SOOTHING FOR THE SOUL: In Chicago, Paul Sullivan writes people are "getting antsy for their sports, and the return of baseball would be a soothing balm to a country dealing with the depressing daily updates of the coronavirus pandemic" (CHICAGO TRIBUNE, 4/8). Also in Chicago, Rick Telander writes, "Crazy. The thing is, it would be baseball. With real major-leaguers playing. How could anyone be against that? Baseball is such a powerful symbol in America" (CHICAGO SUN-TIMES, 4/8). CBSSN's Adam Schein said, "If you're a baseball fan, a sports fan, if you’re someone who needs a distraction during these times, this is obviously some excellent news now" ("Time To Schein," CBSSN, 4/7).

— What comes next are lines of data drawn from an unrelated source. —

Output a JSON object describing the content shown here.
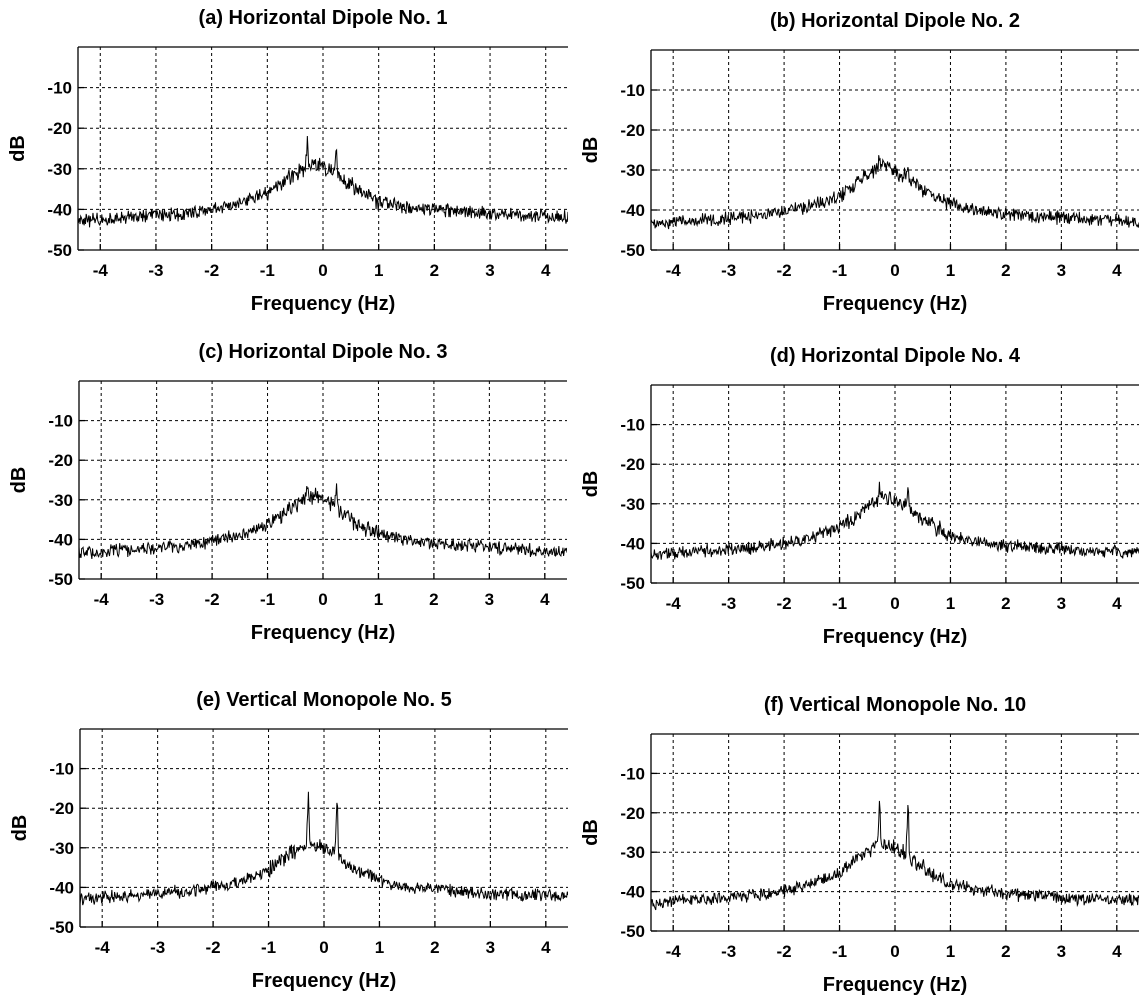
{
  "chart_data": [
    {
      "type": "line",
      "title": "(a) Horizontal Dipole No. 1",
      "xlabel": "Frequency (Hz)",
      "ylabel": "dB",
      "xlim": [
        -4.4,
        4.4
      ],
      "ylim": [
        -50,
        0
      ],
      "xticks": [
        -4,
        -3,
        -2,
        -1,
        0,
        1,
        2,
        3,
        4
      ],
      "xtick_labels": [
        "-4",
        "-3",
        "-2",
        "-1",
        "0",
        "1",
        "2",
        "3",
        "4"
      ],
      "yticks": [
        -10,
        -20,
        -30,
        -40,
        -50
      ],
      "ytick_labels": [
        "-10",
        "-20",
        "-30",
        "-40",
        "-50"
      ],
      "grid": true,
      "series": [
        {
          "x": [
            -4.4,
            -4.0,
            -3.5,
            -3.0,
            -2.5,
            -2.0,
            -1.5,
            -1.0,
            -0.75,
            -0.5,
            -0.32,
            -0.28,
            -0.25,
            -0.2,
            -0.1,
            0.0,
            0.1,
            0.2,
            0.24,
            0.26,
            0.3,
            0.5,
            0.75,
            1.0,
            1.5,
            2.0,
            2.5,
            3.0,
            3.5,
            4.0,
            4.4
          ],
          "y": [
            -43,
            -42.5,
            -42,
            -41.5,
            -41,
            -40,
            -38.5,
            -36,
            -34,
            -31,
            -30,
            -22.5,
            -29,
            -28.5,
            -29,
            -29.5,
            -30,
            -31,
            -23,
            -31,
            -32,
            -34,
            -36,
            -38,
            -39.5,
            -40,
            -40.5,
            -41,
            -41.5,
            -41.5,
            -42
          ]
        }
      ]
    },
    {
      "type": "line",
      "title": "(b) Horizontal Dipole No. 2",
      "xlabel": "Frequency (Hz)",
      "ylabel": "dB",
      "xlim": [
        -4.4,
        4.4
      ],
      "ylim": [
        -50,
        0
      ],
      "xticks": [
        -4,
        -3,
        -2,
        -1,
        0,
        1,
        2,
        3,
        4
      ],
      "xtick_labels": [
        "-4",
        "-3",
        "-2",
        "-1",
        "0",
        "1",
        "2",
        "3",
        "4"
      ],
      "yticks": [
        -10,
        -20,
        -30,
        -40,
        -50
      ],
      "ytick_labels": [
        "-10",
        "-20",
        "-30",
        "-40",
        "-50"
      ],
      "grid": true,
      "series": [
        {
          "x": [
            -4.4,
            -4.0,
            -3.5,
            -3.0,
            -2.5,
            -2.0,
            -1.5,
            -1.0,
            -0.75,
            -0.5,
            -0.32,
            -0.28,
            -0.25,
            -0.2,
            -0.1,
            0.0,
            0.1,
            0.2,
            0.24,
            0.26,
            0.3,
            0.5,
            0.75,
            1.0,
            1.5,
            2.0,
            2.5,
            3.0,
            3.5,
            4.0,
            4.4
          ],
          "y": [
            -43.5,
            -43,
            -42.5,
            -42,
            -41.5,
            -40.5,
            -39,
            -36.5,
            -34,
            -31.5,
            -30,
            -27,
            -29,
            -29,
            -30,
            -30.5,
            -31,
            -31.5,
            -28,
            -32,
            -33,
            -35,
            -37,
            -38.5,
            -40,
            -41,
            -41.5,
            -42,
            -42.5,
            -42.5,
            -43
          ]
        }
      ]
    },
    {
      "type": "line",
      "title": "(c) Horizontal Dipole No. 3",
      "xlabel": "Frequency (Hz)",
      "ylabel": "dB",
      "xlim": [
        -4.4,
        4.4
      ],
      "ylim": [
        -50,
        0
      ],
      "xticks": [
        -4,
        -3,
        -2,
        -1,
        0,
        1,
        2,
        3,
        4
      ],
      "xtick_labels": [
        "-4",
        "-3",
        "-2",
        "-1",
        "0",
        "1",
        "2",
        "3",
        "4"
      ],
      "yticks": [
        -10,
        -20,
        -30,
        -40,
        -50
      ],
      "ytick_labels": [
        "-10",
        "-20",
        "-30",
        "-40",
        "-50"
      ],
      "grid": true,
      "series": [
        {
          "x": [
            -4.4,
            -4.0,
            -3.5,
            -3.0,
            -2.5,
            -2.0,
            -1.5,
            -1.0,
            -0.75,
            -0.5,
            -0.32,
            -0.28,
            -0.25,
            -0.2,
            -0.1,
            0.0,
            0.1,
            0.2,
            0.24,
            0.26,
            0.3,
            0.5,
            0.75,
            1.0,
            1.5,
            2.0,
            2.5,
            3.0,
            3.5,
            4.0,
            4.4
          ],
          "y": [
            -43.5,
            -43,
            -42.5,
            -42,
            -41.5,
            -40.5,
            -39,
            -36.5,
            -34,
            -31.5,
            -30,
            -25.5,
            -29.5,
            -29,
            -29.5,
            -30,
            -31,
            -31.5,
            -26,
            -32,
            -33,
            -35,
            -37,
            -38.5,
            -40,
            -41,
            -41.5,
            -42,
            -42.5,
            -43,
            -43
          ]
        }
      ]
    },
    {
      "type": "line",
      "title": "(d) Horizontal Dipole No. 4",
      "xlabel": "Frequency (Hz)",
      "ylabel": "dB",
      "xlim": [
        -4.4,
        4.4
      ],
      "ylim": [
        -50,
        0
      ],
      "xticks": [
        -4,
        -3,
        -2,
        -1,
        0,
        1,
        2,
        3,
        4
      ],
      "xtick_labels": [
        "-4",
        "-3",
        "-2",
        "-1",
        "0",
        "1",
        "2",
        "3",
        "4"
      ],
      "yticks": [
        -10,
        -20,
        -30,
        -40,
        -50
      ],
      "ytick_labels": [
        "-10",
        "-20",
        "-30",
        "-40",
        "-50"
      ],
      "grid": true,
      "series": [
        {
          "x": [
            -4.4,
            -4.0,
            -3.5,
            -3.0,
            -2.5,
            -2.0,
            -1.5,
            -1.0,
            -0.75,
            -0.5,
            -0.32,
            -0.28,
            -0.25,
            -0.2,
            -0.1,
            0.0,
            0.1,
            0.2,
            0.24,
            0.26,
            0.3,
            0.5,
            0.75,
            1.0,
            1.5,
            2.0,
            2.5,
            3.0,
            3.5,
            4.0,
            4.4
          ],
          "y": [
            -43,
            -42.5,
            -42,
            -41.5,
            -41,
            -40,
            -38.5,
            -36,
            -33.5,
            -30.5,
            -29,
            -26.5,
            -28,
            -28,
            -28.5,
            -29.5,
            -30,
            -30.5,
            -27,
            -31,
            -32,
            -34,
            -36,
            -38,
            -39.5,
            -40.5,
            -41,
            -41.5,
            -42,
            -42,
            -42
          ]
        }
      ]
    },
    {
      "type": "line",
      "title": "(e) Vertical Monopole No. 5",
      "xlabel": "Frequency (Hz)",
      "ylabel": "dB",
      "xlim": [
        -4.4,
        4.4
      ],
      "ylim": [
        -50,
        0
      ],
      "xticks": [
        -4,
        -3,
        -2,
        -1,
        0,
        1,
        2,
        3,
        4
      ],
      "xtick_labels": [
        "-4",
        "-3",
        "-2",
        "-1",
        "0",
        "1",
        "2",
        "3",
        "4"
      ],
      "yticks": [
        -10,
        -20,
        -30,
        -40,
        -50
      ],
      "ytick_labels": [
        "-10",
        "-20",
        "-30",
        "-40",
        "-50"
      ],
      "grid": true,
      "series": [
        {
          "x": [
            -4.4,
            -4.0,
            -3.5,
            -3.0,
            -2.5,
            -2.0,
            -1.5,
            -1.0,
            -0.75,
            -0.5,
            -0.32,
            -0.28,
            -0.25,
            -0.2,
            -0.1,
            0.0,
            0.1,
            0.2,
            0.24,
            0.26,
            0.3,
            0.5,
            0.75,
            1.0,
            1.5,
            2.0,
            2.5,
            3.0,
            3.5,
            4.0,
            4.4
          ],
          "y": [
            -43,
            -42.5,
            -42,
            -41.5,
            -41,
            -40,
            -38.5,
            -35.5,
            -33,
            -30.5,
            -29.5,
            -16.5,
            -29,
            -29,
            -29.5,
            -30,
            -30.5,
            -31,
            -16.5,
            -31.5,
            -33,
            -35,
            -37,
            -38.5,
            -40,
            -40.5,
            -41,
            -41.5,
            -42,
            -42,
            -42.5
          ]
        }
      ]
    },
    {
      "type": "line",
      "title": "(f) Vertical Monopole No. 10",
      "xlabel": "Frequency (Hz)",
      "ylabel": "dB",
      "xlim": [
        -4.4,
        4.4
      ],
      "ylim": [
        -50,
        0
      ],
      "xticks": [
        -4,
        -3,
        -2,
        -1,
        0,
        1,
        2,
        3,
        4
      ],
      "xtick_labels": [
        "-4",
        "-3",
        "-2",
        "-1",
        "0",
        "1",
        "2",
        "3",
        "4"
      ],
      "yticks": [
        -10,
        -20,
        -30,
        -40,
        -50
      ],
      "ytick_labels": [
        "-10",
        "-20",
        "-30",
        "-40",
        "-50"
      ],
      "grid": true,
      "series": [
        {
          "x": [
            -4.4,
            -4.0,
            -3.5,
            -3.0,
            -2.5,
            -2.0,
            -1.5,
            -1.0,
            -0.75,
            -0.5,
            -0.32,
            -0.28,
            -0.25,
            -0.2,
            -0.1,
            0.0,
            0.1,
            0.2,
            0.24,
            0.26,
            0.3,
            0.5,
            0.75,
            1.0,
            1.5,
            2.0,
            2.5,
            3.0,
            3.5,
            4.0,
            4.4
          ],
          "y": [
            -43,
            -42.5,
            -42,
            -41.5,
            -41,
            -40,
            -38,
            -35,
            -32.5,
            -29.5,
            -28.5,
            -16.5,
            -28,
            -28,
            -28.5,
            -29,
            -29.5,
            -30,
            -16.5,
            -30.5,
            -32,
            -34,
            -36,
            -38,
            -39.5,
            -40.5,
            -41,
            -41.5,
            -42,
            -42,
            -42
          ]
        }
      ]
    }
  ]
}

TOUGH SELL: In Newark, Brendan Kuty writes the plan has "many holes" (Newark STAR-LEDGER, 4/8). In Minneapolis, Jim Souhan writes under the header, "Is MLB So Desperate To Squeeze In Season That It Would Put Lives At Risk?" (Minneapolis STAR TRIBUNE, 4/8). In L.A., Bill Shaikin writes under the header, "Plan To Launch MLB Season In A Coronavirus-Free Arizona Bubble Isn’t Airtight" (L.A. TIMES, 4/8). In Philadelphia, Bob Brookover writes playing the games "so the players can be paid and the owners can get their television money is not a good enough reason to start the season" (PHILADELPHIA INQUIRER, 4/8). In S.F., John Shea writes the plan "seems unrealistic, far-fetched and maybe even inappropriate," not to mention a "logistical nightmare" (S.F. CHRONICLE, 4/8). On Long Island, David Lennon writes if MLB or the CDC or the NIH "can’t devise a successful plan to shield players for up to five months in a major metropolitan area, there’s really no point investing any hope in a baseball season, as much as that stinks." Lennon: "MLB can’t force the issue" (NEWSDAY, 4/8).